A judge ruled Wednesday that former reality TV star Josh Duggar from TLC's "19 Kids and Counting" will be released to a third party custodian while he awaits trial on charges of receipt and possession of child pornography.
Duggar has pleaded not guilty.
During a hearing held via Zoom to determine Duggar’s detention status, U.S. District Judge Christy Comstock said she considered alleged accounts of Duggar’s previous sexual misconduct in her ruling. Judge Comstock ordered Duggar to be released May 6 under conditions set forth by the court, which include banning Duggar's use of electronic devices and requiring him to wear an electronic monitoring device. Duggar is allowed to speak to his own children only under the supervision of wife, Anna.
Comstock said any violation to the conditions of release will result in immediate arrest.
“I am concerned about the safety of the community of which Mr. Duggar has been asked to be released,” Comstock said, referencing 2015 allegations that Duggar molested four of his sisters and a babysitter. “It’s not the average defendant who can operate in the black web and partition their computer and bypass sophisticated monitoring devices. The evidence that the court has heard today is significant and frankly the victims of your crime — if you committed it — concern the court.
“You have admitted to past conduct — touching minor children — that concerns the court. I’m not telling anyone involved in this hearing, or you, something that you don’t know. What concerns me about it the most is the age of your sisters — 11, 10, 9, 5 — that concerns the court quite a lot.
“I am also greatly concerned with images and approximate ages of children in these images are very close to the ages of your children and your nephews and nieces. I keep coming back to this overriding concern that the court has about the children that you live and interact with on a daily basis and the crimes that you are charged with."

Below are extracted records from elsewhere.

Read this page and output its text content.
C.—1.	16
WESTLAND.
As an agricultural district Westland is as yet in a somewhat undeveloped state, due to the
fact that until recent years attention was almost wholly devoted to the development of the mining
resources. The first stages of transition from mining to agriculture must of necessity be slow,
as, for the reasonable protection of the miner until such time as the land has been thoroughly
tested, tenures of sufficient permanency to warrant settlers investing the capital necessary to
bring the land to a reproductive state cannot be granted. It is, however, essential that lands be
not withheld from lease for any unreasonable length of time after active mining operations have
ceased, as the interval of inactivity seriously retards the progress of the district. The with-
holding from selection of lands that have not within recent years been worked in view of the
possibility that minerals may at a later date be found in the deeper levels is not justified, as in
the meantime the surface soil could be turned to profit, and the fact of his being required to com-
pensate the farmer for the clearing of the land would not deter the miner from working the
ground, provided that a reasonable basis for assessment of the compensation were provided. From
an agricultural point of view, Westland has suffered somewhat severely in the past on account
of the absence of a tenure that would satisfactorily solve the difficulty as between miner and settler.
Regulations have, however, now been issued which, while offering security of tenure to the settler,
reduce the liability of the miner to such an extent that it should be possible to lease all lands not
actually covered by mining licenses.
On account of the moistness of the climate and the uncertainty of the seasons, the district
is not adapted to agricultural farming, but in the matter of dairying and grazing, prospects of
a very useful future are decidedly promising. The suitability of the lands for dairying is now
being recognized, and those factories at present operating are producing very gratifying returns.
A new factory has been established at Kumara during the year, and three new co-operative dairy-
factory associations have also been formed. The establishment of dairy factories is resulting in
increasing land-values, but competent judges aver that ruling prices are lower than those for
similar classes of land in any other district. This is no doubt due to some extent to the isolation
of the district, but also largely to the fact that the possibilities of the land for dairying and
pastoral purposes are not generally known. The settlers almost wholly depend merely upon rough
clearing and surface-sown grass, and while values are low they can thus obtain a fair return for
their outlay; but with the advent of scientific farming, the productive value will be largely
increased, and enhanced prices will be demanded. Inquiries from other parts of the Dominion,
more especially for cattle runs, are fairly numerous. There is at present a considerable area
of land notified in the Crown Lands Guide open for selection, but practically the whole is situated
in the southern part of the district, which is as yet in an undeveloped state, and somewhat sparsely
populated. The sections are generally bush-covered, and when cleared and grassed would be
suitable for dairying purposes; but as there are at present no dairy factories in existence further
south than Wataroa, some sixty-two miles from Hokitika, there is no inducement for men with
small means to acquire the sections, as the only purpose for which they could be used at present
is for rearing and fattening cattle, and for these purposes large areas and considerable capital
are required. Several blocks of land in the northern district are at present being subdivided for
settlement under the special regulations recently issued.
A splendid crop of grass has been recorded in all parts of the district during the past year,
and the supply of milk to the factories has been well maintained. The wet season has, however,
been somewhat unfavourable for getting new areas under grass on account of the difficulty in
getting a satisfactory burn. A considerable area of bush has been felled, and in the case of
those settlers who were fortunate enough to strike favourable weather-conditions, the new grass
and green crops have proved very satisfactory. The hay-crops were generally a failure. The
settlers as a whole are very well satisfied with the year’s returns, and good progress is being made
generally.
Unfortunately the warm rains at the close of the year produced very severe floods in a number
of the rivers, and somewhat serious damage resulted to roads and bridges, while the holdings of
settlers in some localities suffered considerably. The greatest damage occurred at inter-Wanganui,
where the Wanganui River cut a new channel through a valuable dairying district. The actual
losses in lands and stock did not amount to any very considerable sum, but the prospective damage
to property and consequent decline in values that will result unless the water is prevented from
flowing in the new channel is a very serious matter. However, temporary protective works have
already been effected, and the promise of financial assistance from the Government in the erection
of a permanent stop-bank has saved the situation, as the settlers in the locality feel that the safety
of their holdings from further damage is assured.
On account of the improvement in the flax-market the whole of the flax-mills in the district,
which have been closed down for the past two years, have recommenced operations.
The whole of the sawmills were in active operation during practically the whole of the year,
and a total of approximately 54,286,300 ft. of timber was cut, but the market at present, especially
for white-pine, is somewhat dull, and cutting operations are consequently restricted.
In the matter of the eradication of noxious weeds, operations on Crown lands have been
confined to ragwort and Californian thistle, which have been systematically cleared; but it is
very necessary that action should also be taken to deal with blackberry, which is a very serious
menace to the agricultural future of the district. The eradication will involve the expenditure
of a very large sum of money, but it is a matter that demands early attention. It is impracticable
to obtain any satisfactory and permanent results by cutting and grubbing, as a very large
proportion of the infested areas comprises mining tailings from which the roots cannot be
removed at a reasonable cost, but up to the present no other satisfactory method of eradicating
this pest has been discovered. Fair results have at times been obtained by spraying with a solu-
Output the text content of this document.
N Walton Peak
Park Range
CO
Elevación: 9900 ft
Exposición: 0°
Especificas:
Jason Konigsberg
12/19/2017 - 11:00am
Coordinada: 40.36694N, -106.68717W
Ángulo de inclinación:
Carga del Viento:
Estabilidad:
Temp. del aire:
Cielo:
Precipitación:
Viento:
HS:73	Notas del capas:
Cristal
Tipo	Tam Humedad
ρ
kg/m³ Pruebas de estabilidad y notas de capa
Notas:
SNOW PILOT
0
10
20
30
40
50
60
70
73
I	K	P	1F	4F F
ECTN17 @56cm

During the hearing, probation officer Diem Nguyen said it was her recommendation not to release Duggar. Nguyen pointed to conditions of release, which included a third party custodian and a residence devoid of minors. Duggar and his wife Anna are parents to six children, and Anna is expecting their seventh child, a girl, this fall.
Maria Reber and her husband, close personal friends of Josh Duggar's parents Jim Bob and Michelle Duggar, volunteered to serve as Duggar's custodians and vouched for Duggar in court.
"We want to help the family and minister to them," Reber testified. "My husband has made the decision and I'm here to support that decision."
Duggar's lawyers reiterated that Duggar was born and raised in the area, and thus is not a flight risk due to "deep roots." They also argued that the Rebers could be trusted as custodians of the court.
The government emphasized the lengths Duggar went to conceal his internet activity.
During the hearing, Department of Homeland Security Special Agent Gerald Faulkner, who is assigned to federal child exploitation cases, detailed three password-protected electronic devices that were found on property owned by Duggar and obtained during a search warrant in May 2019.
Faulkner, who has worked more than 1,000 child exploitation cases in the last 11 years, testified that materials found on a computer belonging to Josh Duggar included files that were the “top five worst I’ve ever had to examine” and included child sex abuse images and videos of minors as young as 18 months.
Other files obtained from Duggar’s devices included images and videos of prepubescent females ages 7 to 9, Faulkner said.
Faulkner told the court that the devices confiscated revealed use of a network called Tor, which is a browser users can download to access the dark web and search anonymously, and makes it difficult for law enforcement to find these individuals.
Faulkner testified that a Linux partition, something that can divide a hard drive into two isolated sections, thereby creating two independent computers within one machine, was also discovered.
Law enforcement officials said they also located a program called "Covenant Eyes," internet accountability software advertised to overcome an online pornography addiction, registered to Joshua and Anna Duggar. Faulkner testified that the program provides reports to an accountability partner, which was Anna Duggar in this case.
With the use of a Linux partition, Covenant Eyes would not work properly to report internet activity, Faulkner said.
Duggar attended the hearing via Zoom, smiling and wearing a gray and black prison jumpsuit and headphones. He appeared to be in a white-walled holding cell from the Washington County Detention Center and reported to the court he was sitting on a metal stool for the duration of the hearing.
Prior to the hearing, Duggar asked the court to release him on bail, arguing he is not a flight risk and should be allowed to return home to his pregnant wife Anna and their six kids or to a third-party custodian with no minor children.
On April 30, Duggar was charged by indictment in Arkansas for receipt and possession of child pornography. If convicted, Duggar faces up to 20 years of imprisonment and fines up to $250,000 on each count.